Bug 11891

Summary: resume from disk broken on hp/compaq nx7000 (DRM problem)
Product: Power Management Reporter: Markus Meier (maekke)
Component: Hibernation/SuspendAssignee: Jesse Barnes (jbarnes)
Severity: normal CC: 1i5t5.duncan, airlied, jbarnes, rjw
Priority: P1    
Hardware: All   
OS: Linux   
Kernel Version: 2.6.28-rc1 Subsystem:
Regression: Yes Bisected commit-id:
Bug Depends on:    
Bug Blocks: 7216, 11808    
Attachments: .config
map registers at load time

Description Markus Meier 2008-10-29 14:42:26 UTC
Latest working kernel version:
Earliest failing kernel version: 2.6.28-rc1
Distribution: Gentoo
Hardware Environment:
# lspci
00:00.0 Host bridge: Intel Corporation 82855PM Processor to I/O Controller (rev 03)
00:01.0 PCI bridge: Intel Corporation 82855PM Processor to AGP Controller (rev 03)
00:1d.0 USB Controller: Intel Corporation 82801DB/DBL/DBM (ICH4/ICH4-L/ICH4-M) USB UHCI Controller #1 (rev 01)
00:1d.1 USB Controller: Intel Corporation 82801DB/DBL/DBM (ICH4/ICH4-L/ICH4-M) USB UHCI Controller #2 (rev 01)
00:1d.2 USB Controller: Intel Corporation 82801DB/DBL/DBM (ICH4/ICH4-L/ICH4-M) USB UHCI Controller #3 (rev 01)
00:1d.7 USB Controller: Intel Corporation 82801DB/DBM (ICH4/ICH4-M) USB2 EHCI Controller (rev 01)
00:1e.0 PCI bridge: Intel Corporation 82801 Mobile PCI Bridge (rev 81)
00:1f.0 ISA bridge: Intel Corporation 82801DBM (ICH4-M) LPC Interface Bridge (rev 01)
00:1f.1 IDE interface: Intel Corporation 82801DBM (ICH4-M) IDE Controller (rev 01)
00:1f.3 SMBus: Intel Corporation 82801DB/DBL/DBM (ICH4/ICH4-L/ICH4-M) SMBus Controller (rev 01)
00:1f.5 Multimedia audio controller: Intel Corporation 82801DB/DBL/DBM (ICH4/ICH4-L/ICH4-M) AC'97 Audio Controller (rev 01)
00:1f.6 Modem: Intel Corporation 82801DB/DBL/DBM (ICH4/ICH4-L/ICH4-M) AC'97 Modem Controller (rev 01)
01:00.0 VGA compatible controller: ATI Technologies Inc Radeon RV250 [Mobility FireGL 9000] (rev 01)
02:00.0 FireWire (IEEE 1394): VIA Technologies, Inc.

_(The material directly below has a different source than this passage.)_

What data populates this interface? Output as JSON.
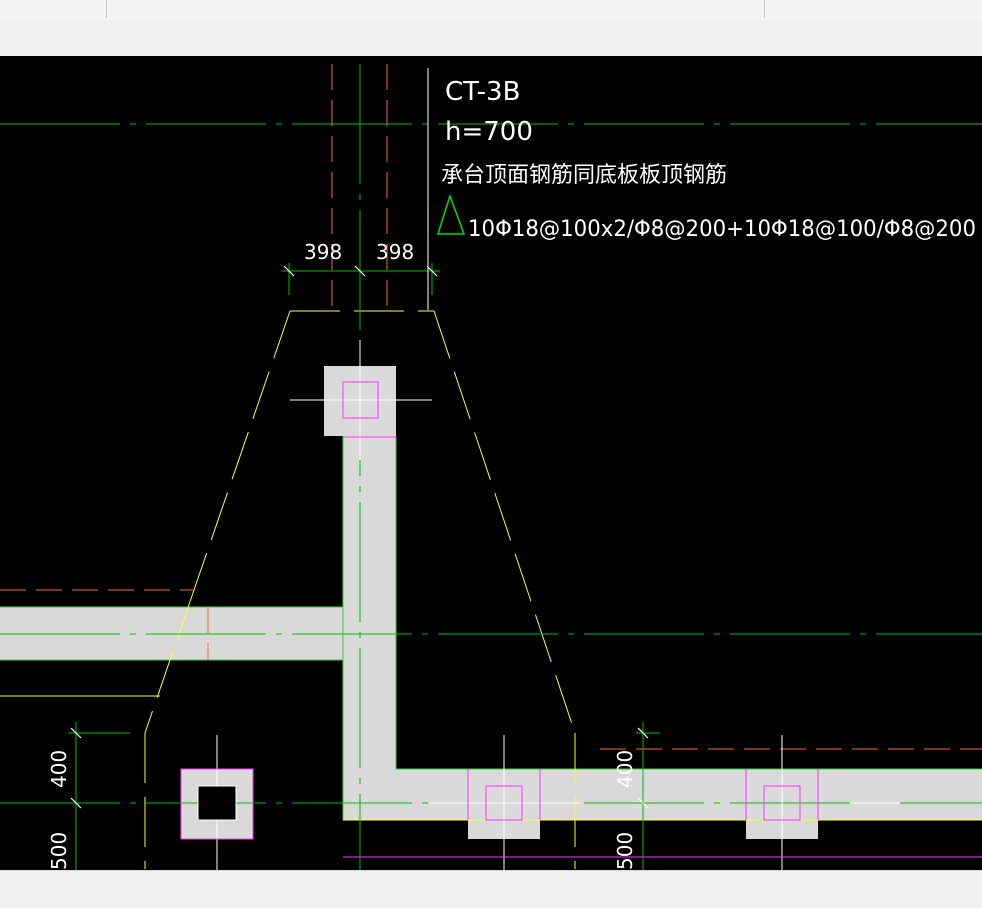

VT6306 Fire II IEEE 1394 OHCI Link Layer Controller (rev 80)
02:01.0 Ethernet controller: Realtek Semiconductor Co., Ltd. RTL-8139/8139C/8139C+ (rev 20)
02:02.0 Network controller: Intel Corporation PRO/Wireless LAN 2100 3B Mini PCI Adapter (rev 04)
02:04.0 CardBus bridge: ENE Technology Inc CB1410 Cardbus Controller

Software Environment:
Problem Description:
resuming from harddisk ends in a blinking capslock-led, just about before finishing resuming. (X was active while suspending to disk)
fails with 2.6.28-rc1 and 2.6.28-rc2

Steps to reproduce:
Comment 1 Markus Meier 2008-10-29 14:43:35 UTC
Created attachment 18499 [details]

kernel config for 2.6.28-rc2
Comment 2 Rafael J. Wysocki 2008-10-29 14:52:53 UTC
Please try with the fixes from bug #11827 and bug #11845.
Comment 3 Markus Meier 2008-10-29 16:11:18 UTC
the patches do not help.

the last output lines are:
PM: Loading image data pages (63781 pages) ... done
PM: Read 255124 kbytes in 10.05 seconds (25.38 MB/s)
Suspending console(s) (use no_console_suspend to debug)
Comment 4 Markus Meier 2008-10-29 16:11:48 UTC
Created attachment 18505 [details]

dmesg output
Comment 5 Rafael J. Wysocki 2008-10-29 16:15:51 UTC
Please boot with 'init=/bin/bash', run 'mount /sys && mount /proc && echo mem > /sys/power/state' and see what happens.
Comment 6 Markus Meier 2008-10-29 22:49:35 UTC
Freezing user space processes ... (elapsed 0.00 seconds) done.
Freezing remaining freezable tasks ... (elapsed 0.00 seconds) done
Suspending console(s) (use no_console_suspend to debug)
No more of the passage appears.